- (031) 8850366
- admin@mtsn4sda.sch.id
- Senin - Jum'at : 07.00 WIB - 15.30 WIB
“JALAN Tol Jagorawi merupakan jalan terbaik yang kita miliki. Tentu, dalam melaksanakan pembangunan kita selalu ingin menciptakan yang terbaik…
Jalan Tol Jagorawi walaupun kontraktornya dari luar negeri, namun tidak sedikit pula pikiran dan tenaga kita yang ikut serta menyelesaikan jalan yang istimewa itu.”
Demikian ucap Presiden Soeharto dalam pidatonya di acara peresmian Jembatan Tol Citarum dan Jalan Tol Jagorawi pada 14 Agustus 1979.
Presiden Soeharto mempunyai kebanggaan sendiri pada jalan ini. Mengingat banyaknya pengorbanan yang ia lakukan untuk membangun jalan tol pertama di Indonesia.
Pembangunan jalan tol ini sebenarnya bukan ide Presiden Soeharto. Ide ini diusulkan oleh Walikota Jakarta, Sudiro yang menjabat pada tahun 1953-1960.
Ia mengusulkan untuk menggarap jalan raya yang kita kenal sekarang Jalan Sudirman – MH. Thamrin yang menghabiskan banyak anggaran pemerintah.
Pemkot Jakarta saat itu kelimpungan dalam membiayai jalan raya ini karena subsidi dari pemerintah pusat terbatas.
Kakek dari artis Tora Sudiro ini berpikir keras bagaimana pemerintah Jakarta untuk membiayai jalan raya Sudirman – MH. Thamrin.

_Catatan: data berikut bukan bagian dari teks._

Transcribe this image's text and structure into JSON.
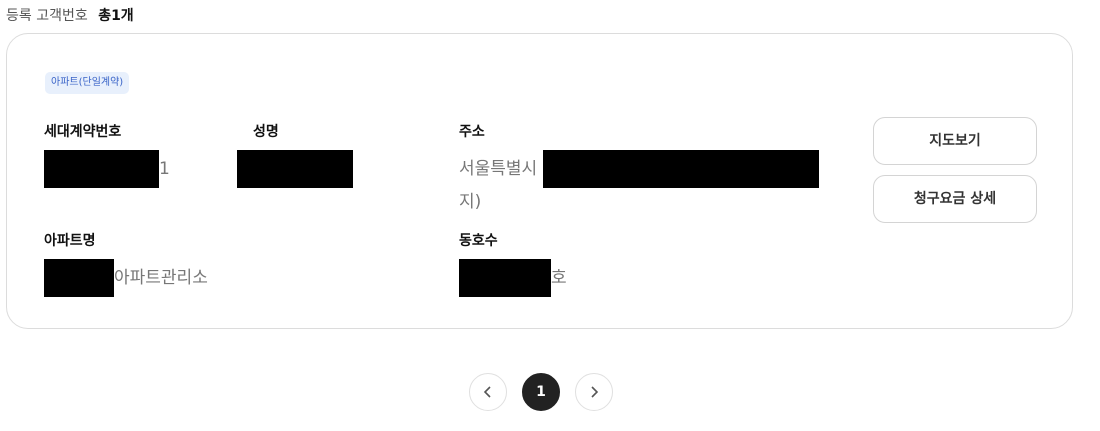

Ia melihat bagaimana jalan raya di luar negeri berbayar. Konsep ini ia tuangkan untuk membuat jalan tol di Jagorawi.
Usulannya kemudian ia kasih tahu ke DPRDS pada tahun 1955 bersama Badan Pemerintah Harian Kota Praja. Ia juga mengusulkan adanya retribusi satu sen dari harga normal bensin saat itu.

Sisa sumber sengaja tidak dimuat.